Sur la recevabilité de la demande en référé

21.
    Selon une jurisprudence constante, le problème de la recevabilité du recours devant le juge du fond ne doit pas, en principe, être examiné dans le cadre d'une procédure en référé sous peine de préjuger l'affaire au principal. Il peut, néanmoins, s'avérer nécessaire, lorsque, comme en l'espèce, l'irrecevabilité manifeste du recours au principal sur lequel se greffe la demande en référé est soulevée, d'établir l'existence de certains éléments permettant de conclure, à première vue, à la recevabilité d'un tel recours (ordonnances du président de la Cour du 27 janvier 1988, Distrivet/Conseil, 376/87 R, Rec. p. 209, point 21, et du président du Tribunal du 25 novembre 1999, Martinez et de Gaulle/Parlement, T-222/99 R, Rec. p. II-3397, point 60).

22.
    En l'espèce, le juge des référés estime qu'il y a lieu de vérifier s'il existe des éléments permettant de conclure, à première vue, à la recevabilité du recours au principal.

Arguments des parties

23.
    En ce qui concerne la décision de prorogation, la BEI fait valoir que la demande en référé est irrecevable, puisque, avant l'introduction du recours en annulation, la commission de conciliation n'a pas été saisie conformément à l'article 41 du règlement du personnel. Au contraire, la requérante aurait accepté cette décision, ainsi qu'en attesterait un courrier électronique du 9 avril 2002. La demande de réunion de la commission de conciliation formée le 22 juillet 2002 par la requérante aurait uniquement eu pour objet la décision de résiliation.

24.
    La BEI fait également valoir que le recours en annulation est irrecevable parce qu'il a été introduit cinq mois après l'adoption de l'acte et, ainsi, très largement au-delà du «délai raisonnable» de trois mois.

25.
    En ce qui concerne la décision de résiliation, la BEI soutient que, si la requérante a demandé la convocation de la commission de conciliation, elle n'a pas attendu la tenue de la réunion de cette commission et les conclusions qui auraient pu être prises par celle-ci.

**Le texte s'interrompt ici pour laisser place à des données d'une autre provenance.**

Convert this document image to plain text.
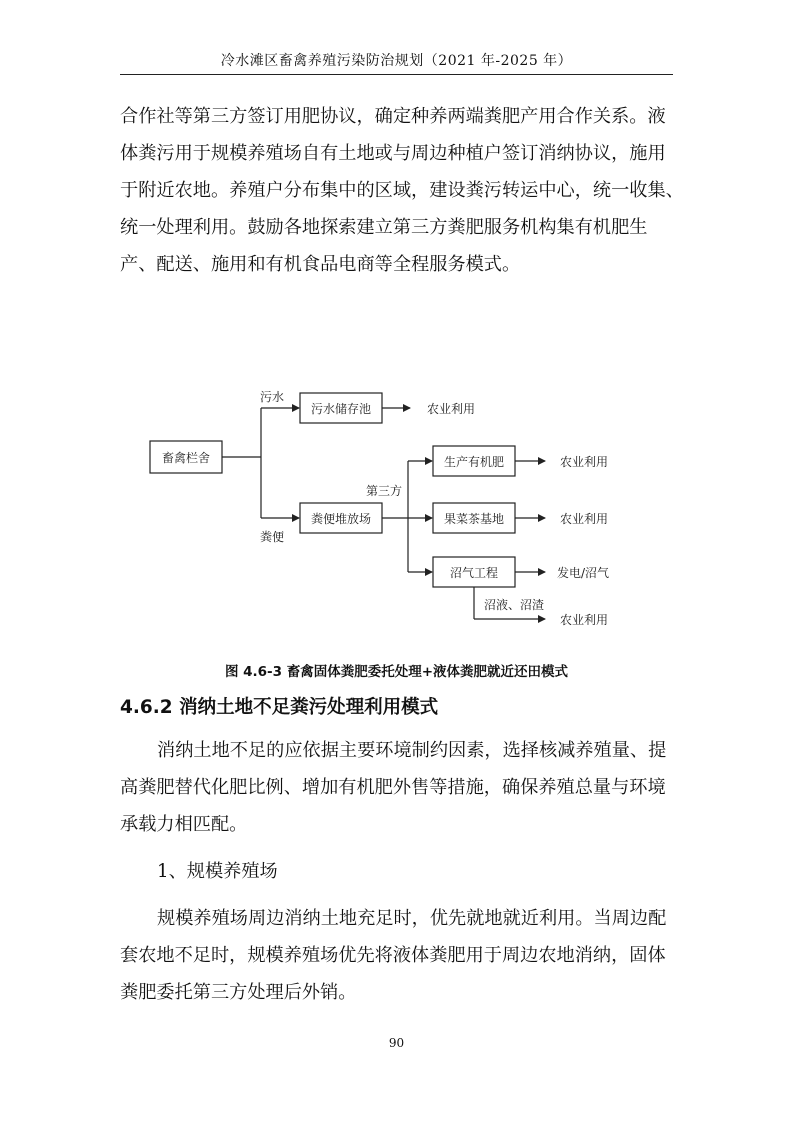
冷水滩区畜禽养殖污染防治规划（2021 年-2025 年）

合作社等第三方签订用肥协议，确定种养两端粪肥产用合作关系。液
体粪污用于规模养殖场自有土地或与周边种植户签订消纳协议，施用
于附近农地。养殖户分布集中的区域，建设粪污转运中心，统一收集、
统一处理利用。鼓励各地探索建立第三方粪肥服务机构集有机肥生
产、配送、施用和有机食品电商等全程服务模式。

畜禽栏舍
污水
粪便
污水储存池	农业利用
粪便堆放场
第三方
生产有机肥	农业利用
果菜茶基地	农业利用
沼气工程	发电/沼气
沼液、沼渣
农业利用
图 4.6-3 畜禽固体粪肥委托处理+液体粪肥就近还田模式
4.6.2 消纳土地不足粪污处理利用模式

消纳土地不足的应依据主要环境制约因素，选择核减养殖量、提
高粪肥替代化肥比例、增加有机肥外售等措施，确保养殖总量与环境
承载力相匹配。
1、规模养殖场
规模养殖场周边消纳土地充足时，优先就地就近利用。当周边配
套农地不足时，规模养殖场优先将液体粪肥用于周边农地消纳，固体
粪肥委托第三方处理后外销。

90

La requérante n'ayant pas suivi la procédure précontentieuse jusqu'à son terme, le recours introduit contre la décision de résiliation devrait dès lors être déclaré irrecevable (arrêts du Tribunal du 17 octobre 1990, Hettrich e.a./Commission, T-134/89, Rec. p. II-565; du 16 juillet 1992, Della Pietra/Commission, T-1/91, Rec. p. II-2145; du 16 décembre 1993, Moat/Commission, T-58/92, Rec. p. II-1443, et du 23 février 2001, De Nicola/BEI, T-7/98, T-208/98 et T-109/99, RecFP p. I-A 49 et II-185).

26.
    À titre subsidiaire, la BEI relève qu'elle aurait dû être saisie d'une réclamation.

27.
    La requérante fait valoir que, en ce qui concerne la décision de prorogation, la demande en référé «vise exclusivement la décision en tant que la défenderesse la considère [comme] une prorogation de son droit de résilier le contrat avec un préavis de quinze jours». Le courrier électronique du 9 avril 2002 ne constituerait pas une acceptation de sa part de la décision de prorogation.

28.
    En ce qui concerne la décision de résiliation, elle conteste qu'il y ait une obligation d'épuiser la procédure précontentieuse avant d'introduire un recours en annulation.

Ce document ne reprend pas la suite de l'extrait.